Department of Colorectal Surgery, Cleveland Clinic Florida, 2950 Cleveland Clinic Blvd, Weston, FL 33331, USA.
Tech Coloproctol. 2009 Dec;13(4):279-83. doi: 10.1007/s10151-009-0533-z. Epub 2009 Sep 29.
The aim of this study was to demonstrate the distribution of defecographic pelvic floor abnormalities in constipated female patients and to correlate these dysfunctions with the mode of delivery.
Two hundred and fifty-five female patients who underwent defecography for constipation from 2001 to 2008 were reviewed and pelvic floor abnormalities were assessed. The patients were divided into three groups: group I had 50 nulliparous women, mean age 40.2 (+ or - 15.3), group II had 165 vaginally parous women, mean age 57 (+ or - 13.3), and group III had 40 patients delivered by cesarean section, mean age 50.6 (+ or - 11.9).
Significant rectocele was identified in group I (36%), group II (35.8%), and group III (20%) without any statistically significant differences among the groups (p > 0.05). Intussusception was identified in group I (48%), group II (70.3%), and in group III (67.5%; p = 0.014). Intussusception associated with significant rectocele was more common in vaginally parous patients (p = 0.043). Abnormalities on puborectalis relaxation associated or not associated with rectocele were similar among the groups (p = 0.47). Vaginally parous patients had more abnormal exams as compared to other patients (p = 0.005). Significant rectocele was identified in (39%) patients with age > or = 50 years and in (26.3%) patients with age <50 years (p = 0.03).

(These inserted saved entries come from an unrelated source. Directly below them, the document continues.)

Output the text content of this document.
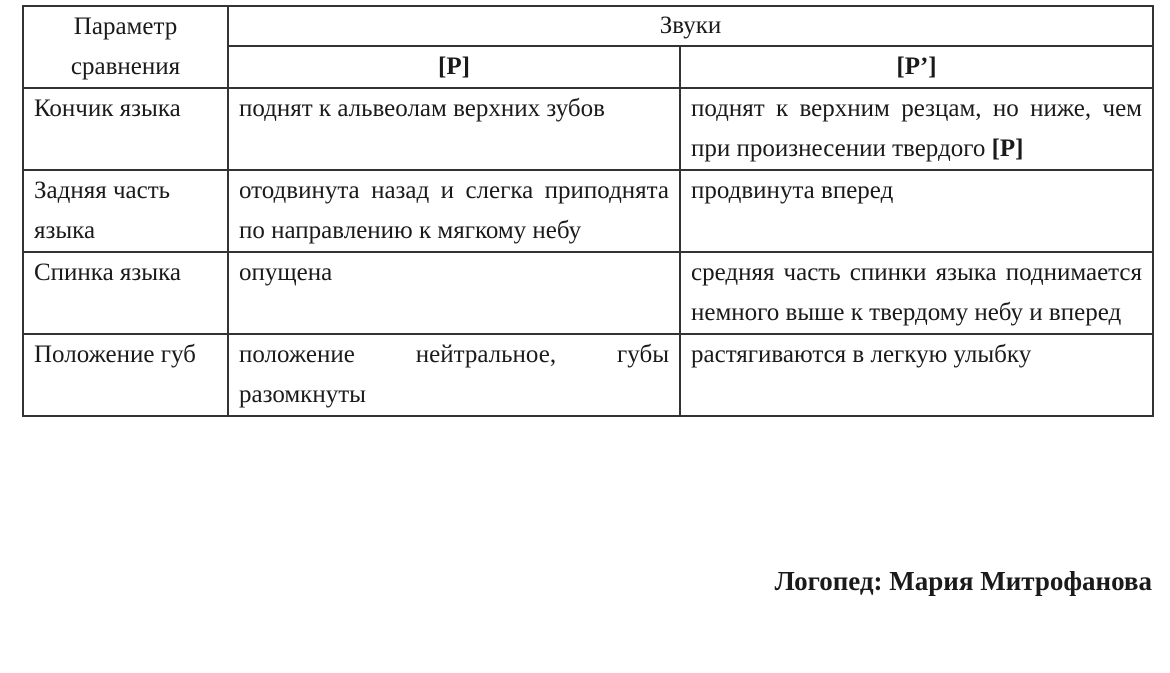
Параметр сравнения	Звуки	
	[Р]	[Р’]
Кончик языка	поднят к альвеолам верхних зубов	поднят к верхним резцам, но ниже, чем при произнесении твердого [Р]
Задняя часть языка	отодвинута назад и слегка приподнята по направлению к мягкому небу	продвинута вперед
Спинка языка	опущена	средняя часть спинки языка поднимается немного выше к твердому небу и вперед
Положение губ	положение нейтральное, губы разомкнуты	растягиваются в легкую улыбку
Логопед: Мария Митрофанова
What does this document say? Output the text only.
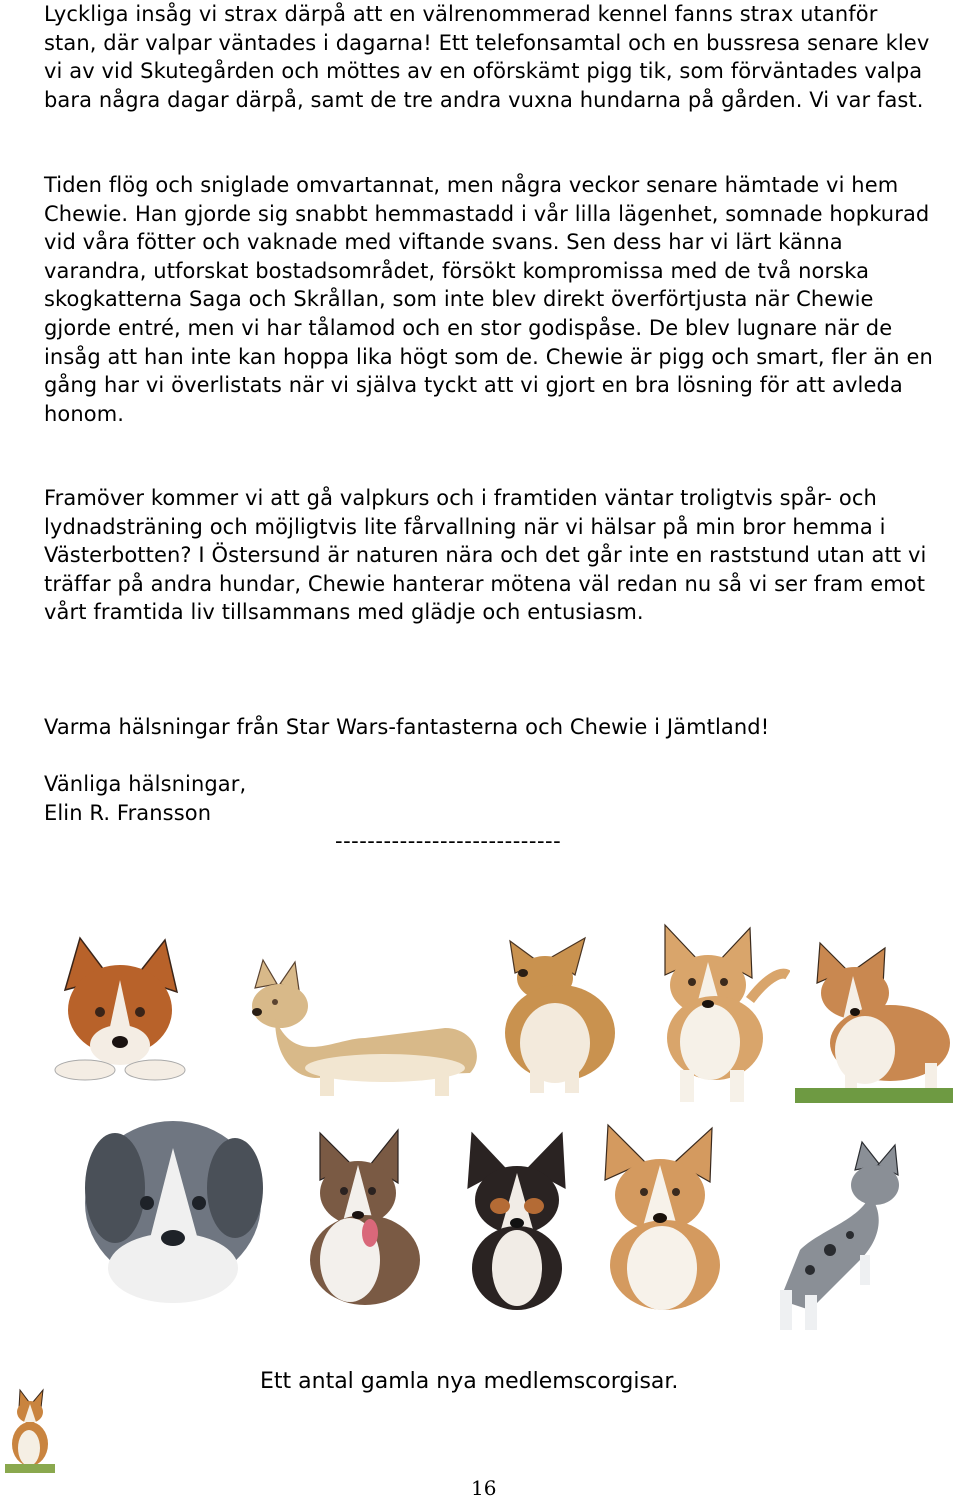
Lyckliga insåg vi strax därpå att en välrenommerad kennel fanns strax utanför stan, där valpar väntades i dagarna! Ett telefonsamtal och en bussresa senare klev vi av vid Skutegården och möttes av en oförskämt pigg tik, som förväntades valpa bara några dagar därpå, samt de tre andra vuxna hundarna på gården. Vi var fast.

Tiden flög och sniglade omvartannat, men några veckor senare hämtade vi hem Chewie. Han gjorde sig snabbt hemmastadd i vår lilla lägenhet, somnade hopkurad vid våra fötter och vaknade med viftande svans. Sen dess har vi lärt känna varandra, utforskat bostadsområdet, försökt kompromissa med de två norska skogkatterna Saga och Skrållan, som inte blev direkt överförtjusta när Chewie gjorde entré, men vi har tålamod och en stor godispåse. De blev lugnare när de insåg att han inte kan hoppa lika högt som de. Chewie är pigg och smart, fler än en gång har vi överlistats när vi själva tyckt att vi gjort en bra lösning för att avleda honom.

Framöver kommer vi att gå valpkurs och i framtiden väntar troligtvis spår- och lydnadsträning och möjligtvis lite fårvallning när vi hälsar på min bror hemma i Västerbotten? I Östersund är naturen nära och det går inte en raststund utan att vi träffar på andra hundar, Chewie hanterar mötena väl redan nu så vi ser fram emot vårt framtida liv tillsammans med glädje och entusiasm.

Varma hälsningar från Star Wars-fantasterna och Chewie i Jämtland!

Vänliga hälsningar,

Elin R. Fransson

----------------------------
Ett antal gamla nya medlemscorgisar.
16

There was no specific correlation between distribution of pelvic floor disorders and mode of delivery in this study. Patients of age greater than 50 years had a higher incidence of significant rectocele.
本研究旨在展示便秘女性患者排粪造影盆底异常的分布,并将这些功能障碍与分娩方式相关联。
回顾性分析 2001 年至 2008 年因便秘接受排粪造影的 255 例女性患者,并评估盆底异常。患者分为三组:I 组为 50 例未产妇,平均年龄 40.2(+/-15.3)岁;II 组为 165 例经阴道分娩产妇,平均年龄 57(+/-13.3)岁;III 组为 40 例剖宫产产妇,平均年龄 50.6(+/-11.9)岁。
I 组(36%)、II 组(35.8%)和 III 组(20%)均存在显著直肠前突,但组间差异无统计学意义(p>0.05)。I 组(48%)、II 组(70.3%)和 III 组(67.5%;p=0.014)均存在内套叠。经阴道分娩产妇内套叠合并显著直肠前突更为常见(p=0.043)。伴有或不伴有直肠前突的耻骨直肠肌松弛异常在组间相似(p=0.47)。与其他患者相比,经阴道分娩产妇异常检查更为常见(p=0.005)。年龄≥50 岁的患者中,显著直肠前突的发生率为 39%,年龄<50 岁的患者中为 26.3%(p=0.03)。
本研究中,盆底障碍的分布与分娩方式无特定相关性。年龄大于 50 岁的患者显著直肠前突的发生率更高。